The success and ROI of AI/ML integrations are pivotal metrics for organizations investing in these technologies.

You are not only measuring the impact of your integrations but also the performance of your models and feedback on the output delivered by these models.

For instance, if the integration aims to improve customer recommendations, KPIs might include increased customer click-through on recommended products or higher conversion rates.

Future outlook

The work continues beyond just launching a feature in production. One is continuously evolving both the user experience and the underlying models.

The next steps are to scale the AI/ML features, which may involve expanding the datasets, refining the algorithms, and enhancing the infrastructure. The AI/ML features should evolve with ongoing model training to adapt to new data and user behavior, ensuring they remain effective and relevant.

Also, as AI/ML becomes more pervasive, ethical considerations must be front and center. Product managers should advocate for transparency, fairness, and accountability in AI systems.

The role of product managers in integrating AI and ML into products cannot be overstated. They are critical in ensuring that AI is integrated seamlessly and effectively into the product lifecycle.

Moreover, it is vital for product managers to continuously learn and embrace change in order to lead the wave of AI and ML effectively.

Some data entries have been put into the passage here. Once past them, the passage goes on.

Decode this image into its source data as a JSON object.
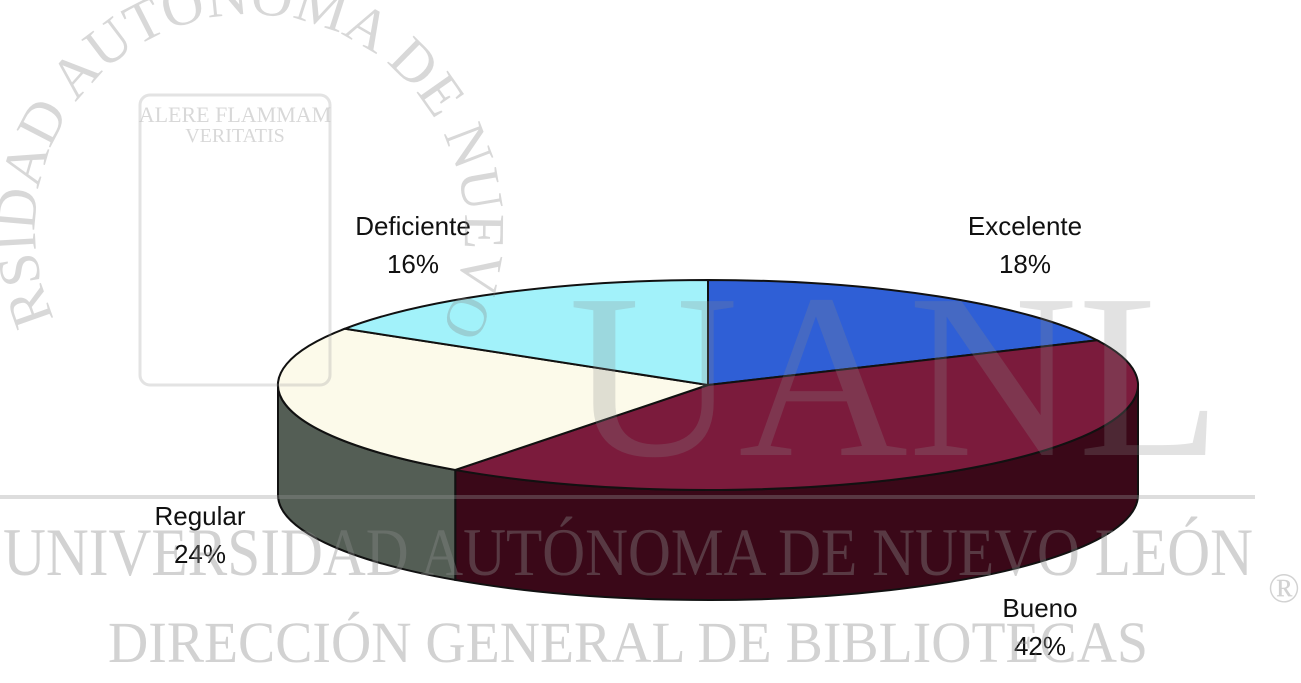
{
  "chart_data": {
    "type": "pie3d",
    "categories": [
      "Excelente",
      "Bueno",
      "Regular",
      "Deficiente"
    ],
    "values": [
      18,
      42,
      24,
      16
    ],
    "value_labels": [
      "18%",
      "42%",
      "24%",
      "16%"
    ],
    "colors": [
      "#2f5fd6",
      "#7b1b3c",
      "#fcfaea",
      "#a2f2fa"
    ],
    "side_colors": [
      "#1c3a8a",
      "#3a0818",
      "#545e55",
      "#5aaab2"
    ]
  },
  "watermark": {
    "arc": "UNIVERSIDAD AUTONOMA DE NUEVO LEON",
    "motto_top": "ALERE FLAMMAM",
    "motto_bottom": "VERITATIS",
    "logo": "UANL",
    "university": "UNIVERSIDAD AUTÓNOMA DE NUEVO LEÓN",
    "library": "DIRECCIÓN GENERAL DE BIBLIOTECAS",
    "registered": "®"
  }
}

As technology continues to evolve, product managers must be willing to adapt and keep up with the latest trends and developments. This will ensure that their products remain competitive and relevant in a rapidly changing market.

In conclusion, product managers have a crucial role to play in successfully integrating AI and ML into products. By following the foundational steps outlined in this post and embracing change, they can ensure that their products are well-positioned to compete in the AI-driven landscape of the future.